My reflection stares at me from the polished doors.
Barefoot. Shirtless. Viper tattoo stark against skin prickled with goosebumps.
A scrape bleeding across my right palm. A woman's vintage shoe pressed over my heart.
I look like I've lost my goddamn mind.
I huff out a dry laugh. Maybe I have. A bit stalkerish, tracking a woman through security footage and taxi records.
Any client who described this behavior to me would get a firm lecture about boundaries and restraining order exposure.
I would sit them down in my office and use my measured, reasonable voice and explain that pursuing a woman who left of her own free will is not the behavior of a well-adjusted adult.
And then I'd go home to my empty penthouse and pour a whiskey and sit in the silence and wish I'd had the guts to do exactly what I'm doing right now.
Fuck that. Fuck boundaries. Fuck the measured, controlled existence that got me nothing but an empty penthouse and whiskey for company.

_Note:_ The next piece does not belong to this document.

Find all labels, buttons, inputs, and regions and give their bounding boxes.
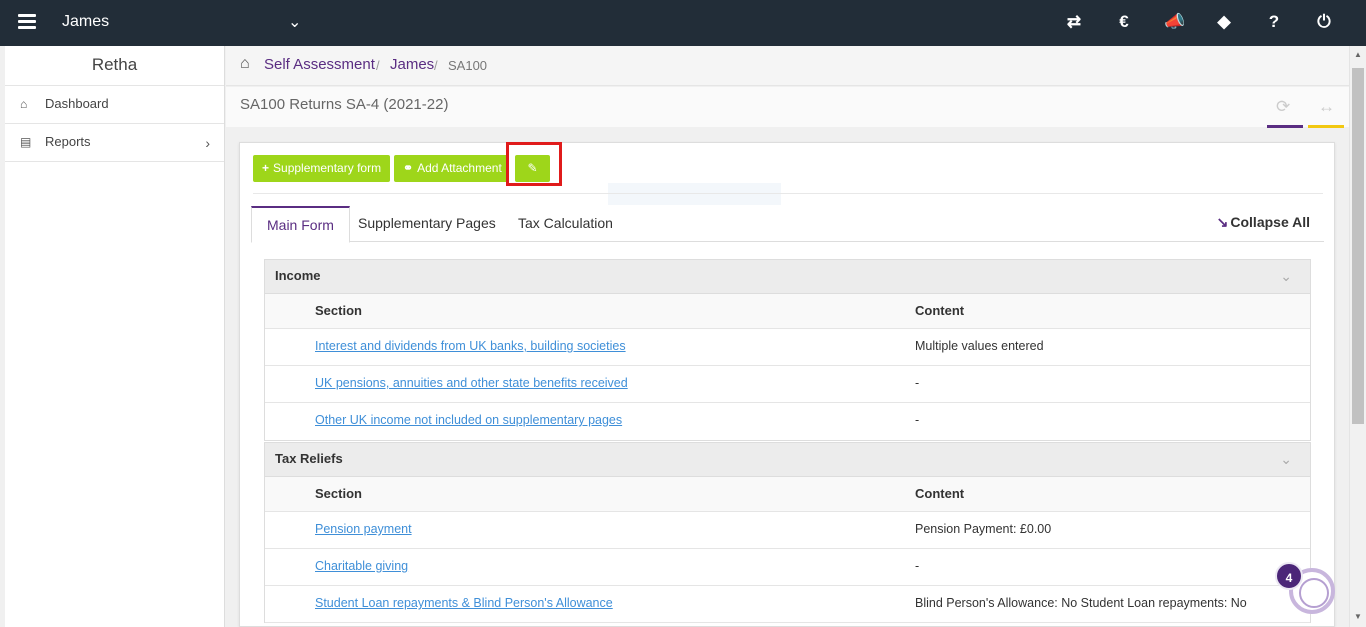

She chose me tonight. Walked through my door with nothing but her honesty and her trembling hands and gave me the one night I didn't know I was dying for.
I'm finding her.
The elevator opens on the security level. I step out barefoot and half-dressed, carrying a red heel and looking every inch the unhinged man I apparently am.
She made me feel chosen. And I will be damned if I let her disappear.